Project description:The exploration of microbial communities by sequencing 16S rRNA genes has expanded with low-cost, high-throughput sequencing instruments. Illumina-based 16S rRNA gene sequencing has recently gained popularity over 454 pyrosequencing due to its lower costs, higher accuracy and greater throughput. Although recent reports suggest that Illumina and 454 pyrosequencing provide similar beta diversity measures, it remains to be demonstrated that pre-existing 454 pyrosequencing workflows can transfer directly from 454 to Illumina MiSeq sequencing by simply changing the sequencing adapters of the primers. In this study, we modified 454 pyrosequencing primers targeting the V4-V5 hyper-variable regions of the 16S rRNA gene to be compatible with Illumina sequencers. Microbial communities from cows, humans, leeches, mice, sewage, and termites and a mock community were analyzed by 454 and MiSeq sequencing of the V4-V5 region and MiSeq sequencing of the V4 region.
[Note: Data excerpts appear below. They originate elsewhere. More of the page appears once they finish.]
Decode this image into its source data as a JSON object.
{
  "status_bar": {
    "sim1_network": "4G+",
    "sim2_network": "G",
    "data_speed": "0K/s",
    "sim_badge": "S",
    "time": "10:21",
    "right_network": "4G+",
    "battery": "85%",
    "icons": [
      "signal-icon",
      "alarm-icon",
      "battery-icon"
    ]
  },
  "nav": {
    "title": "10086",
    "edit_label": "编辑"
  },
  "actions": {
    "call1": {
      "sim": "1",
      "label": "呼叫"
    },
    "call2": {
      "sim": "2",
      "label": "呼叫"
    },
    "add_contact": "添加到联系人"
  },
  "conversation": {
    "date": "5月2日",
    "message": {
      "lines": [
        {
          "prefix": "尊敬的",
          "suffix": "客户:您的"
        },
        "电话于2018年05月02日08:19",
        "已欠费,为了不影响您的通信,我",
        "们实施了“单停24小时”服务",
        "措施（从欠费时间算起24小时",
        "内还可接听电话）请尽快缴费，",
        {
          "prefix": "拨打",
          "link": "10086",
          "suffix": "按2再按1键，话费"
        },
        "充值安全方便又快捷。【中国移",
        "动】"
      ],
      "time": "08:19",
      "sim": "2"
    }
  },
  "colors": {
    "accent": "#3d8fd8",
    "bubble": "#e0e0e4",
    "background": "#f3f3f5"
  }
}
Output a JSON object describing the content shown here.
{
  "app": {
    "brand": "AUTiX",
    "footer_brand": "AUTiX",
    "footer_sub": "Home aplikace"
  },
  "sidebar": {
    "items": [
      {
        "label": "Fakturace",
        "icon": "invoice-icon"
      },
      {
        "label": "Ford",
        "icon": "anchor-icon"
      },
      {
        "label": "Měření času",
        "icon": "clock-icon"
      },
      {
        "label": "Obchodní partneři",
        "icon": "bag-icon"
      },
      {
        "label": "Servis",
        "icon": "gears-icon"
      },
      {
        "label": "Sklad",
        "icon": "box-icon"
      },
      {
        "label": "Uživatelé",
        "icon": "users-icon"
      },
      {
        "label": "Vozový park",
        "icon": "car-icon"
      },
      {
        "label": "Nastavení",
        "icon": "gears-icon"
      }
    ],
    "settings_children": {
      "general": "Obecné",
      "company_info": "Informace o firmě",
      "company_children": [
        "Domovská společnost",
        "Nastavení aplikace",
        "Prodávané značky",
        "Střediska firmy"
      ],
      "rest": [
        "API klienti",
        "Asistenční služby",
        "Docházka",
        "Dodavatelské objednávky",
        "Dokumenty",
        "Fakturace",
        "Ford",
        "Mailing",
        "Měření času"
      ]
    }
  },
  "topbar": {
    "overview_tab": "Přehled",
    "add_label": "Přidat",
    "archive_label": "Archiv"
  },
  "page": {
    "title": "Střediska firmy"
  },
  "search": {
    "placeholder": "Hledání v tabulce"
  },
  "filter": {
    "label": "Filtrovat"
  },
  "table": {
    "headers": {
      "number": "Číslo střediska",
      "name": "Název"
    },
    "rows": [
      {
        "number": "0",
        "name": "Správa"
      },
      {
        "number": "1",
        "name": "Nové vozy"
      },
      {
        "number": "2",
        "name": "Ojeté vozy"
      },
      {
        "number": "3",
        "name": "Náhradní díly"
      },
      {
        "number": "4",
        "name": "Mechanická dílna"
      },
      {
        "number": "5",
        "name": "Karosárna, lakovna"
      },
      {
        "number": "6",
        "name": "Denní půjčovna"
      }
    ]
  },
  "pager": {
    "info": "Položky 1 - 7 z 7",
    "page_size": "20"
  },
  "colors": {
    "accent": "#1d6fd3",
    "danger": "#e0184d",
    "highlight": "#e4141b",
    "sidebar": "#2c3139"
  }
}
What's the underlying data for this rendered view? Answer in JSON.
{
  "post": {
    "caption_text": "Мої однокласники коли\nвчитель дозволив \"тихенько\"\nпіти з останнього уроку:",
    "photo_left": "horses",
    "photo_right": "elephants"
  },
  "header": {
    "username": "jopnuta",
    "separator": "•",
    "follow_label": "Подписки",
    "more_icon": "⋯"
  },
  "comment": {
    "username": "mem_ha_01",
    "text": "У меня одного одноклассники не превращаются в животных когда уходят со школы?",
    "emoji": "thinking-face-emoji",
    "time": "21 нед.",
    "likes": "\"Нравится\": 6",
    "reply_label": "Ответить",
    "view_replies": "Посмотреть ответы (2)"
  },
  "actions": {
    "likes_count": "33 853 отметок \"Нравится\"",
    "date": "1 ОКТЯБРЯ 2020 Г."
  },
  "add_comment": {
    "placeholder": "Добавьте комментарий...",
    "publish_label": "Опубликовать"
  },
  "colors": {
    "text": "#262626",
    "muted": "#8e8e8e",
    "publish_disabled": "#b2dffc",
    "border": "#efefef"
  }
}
Our analysis revealed that reference-based OTU clustering alone introduced biases compared to de novo clustering, preventing certain taxa from being observed in some samples. Based on this we devised and recommend an analysis pipeline that includes read merging, contaminant filtering, and reference-based clustering followed by de novo OTU clustering, which produces diversity measures consistent with de novo OTU clustering analysis. Low levels of dataset contamination with Illumina sequencing were discovered that could affect analyses that require highly sensitive approaches. While moving to Illumina-based sequencing platforms promises to provide deeper insights into the breadth and function of microbial diversity, our results show that care must be taken to ensure that sequencing and processing artifacts do not obscure true microbial diversity.